On 28 Dec 2008, at 19:17, Sebastian Reitenbach wrote:
Follow-up Comment #12, bug #25037 (project gnustep):
gdnc doesn't crash anymore,
Great ... I'll close that bug then.
but the test nsinvocation is segfaulting:
<snip>
Expect: {99,large,99.99}, invoke: {99,large,99.99} forward:
{99,large,99.99}
Program received signal SIGSEGV, Segmentation fault.
memcpy (dst0=0x4ec86778, src0=0x800000000000009, length=0) at
/usr/src/lib/libc/string/bcopy.c:91
91 /usr/src/lib/libc/string/bcopy.c: No such file or directory.
in /usr/src/lib/libc/string/bcopy.c
It would be nice to fix that, but the passing of large structures has
always been problematic on many architectures ... so no software that
I know of uses that feature, and it can be considered a very minor
issue.
The length argument for the copy is clearly wrong (the size must be
greater than zero) and the source pointer looks wrong too.
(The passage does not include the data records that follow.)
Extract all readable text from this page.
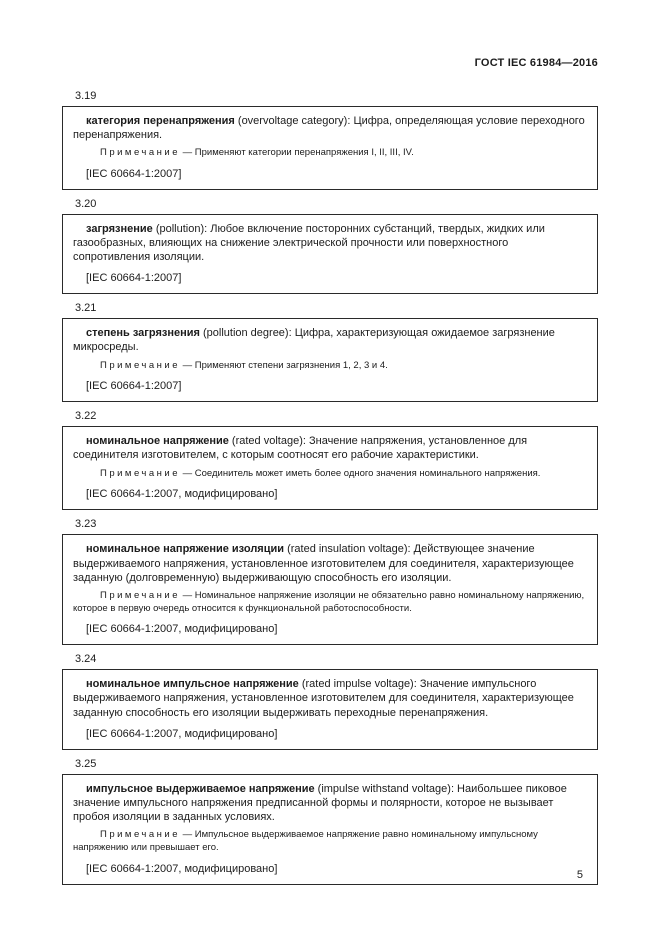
ГОСТ IEC 61984—2016

3.19

категория перенапряжения (overvoltage category): Цифра, определяющая условие переходного перенапряжения.

Примечание — Применяют категории перенапряжения I, II, III, IV.

[IEC 60664-1:2007]

3.20

загрязнение (pollution): Любое включение посторонних субстанций, твердых, жидких или газообразных, влияющих на снижение электрической прочности или поверхностного сопротивления изоляции.

[IEC 60664-1:2007]

3.21

степень загрязнения (pollution degree): Цифра, характеризующая ожидаемое загрязнение микросреды.

Примечание — Применяют степени загрязнения 1, 2, 3 и 4.

[IEC 60664-1:2007]

3.22

номинальное напряжение (rated voltage): Значение напряжения, установленное для соединителя изготовителем, с которым соотносят его рабочие характеристики.

Примечание — Соединитель может иметь более одного значения номинального напряжения.

[IEC 60664-1:2007, модифицировано]

3.23

номинальное напряжение изоляции (rated insulation voltage): Действующее значение выдерживаемого напряжения, установленное изготовителем для соединителя, характеризующее заданную (долговременную) выдерживающую способность его изоляции.

Примечание — Номинальное напряжение изоляции не обязательно равно номинальному напряжению, которое в первую очередь относится к функциональной работоспособности.

[IEC 60664-1:2007, модифицировано]

3.24

номинальное импульсное напряжение (rated impulse voltage): Значение импульсного выдерживаемого напряжения, установленное изготовителем для соединителя, характеризующее заданную способность его изоляции выдерживать переходные перенапряжения.

[IEC 60664-1:2007, модифицировано]

3.25

импульсное выдерживаемое напряжение (impulse withstand voltage): Наибольшее пиковое значение импульсного напряжения предписанной формы и полярности, которое не вызывает пробоя изоляции в заданных условиях.

Примечание — Импульсное выдерживаемое напряжение равно номинальному импульсному напряжению или превышает его.

[IEC 60664-1:2007, модифицировано]

5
If you would like to try to figure out what's going on, the best thing
would be to hack the nsinvocation.m test program to do the large
structure test first, then run under gdb and set a breakpoint in
gs_objc_msg_forward2() (the function the runtime calls when it needs
to do forwarding) and step through looking at what is going on. My
suspicion is that the cifframe_t structure is being incorrectly
initialised in cifframe_from_info() ... but that's only a guess.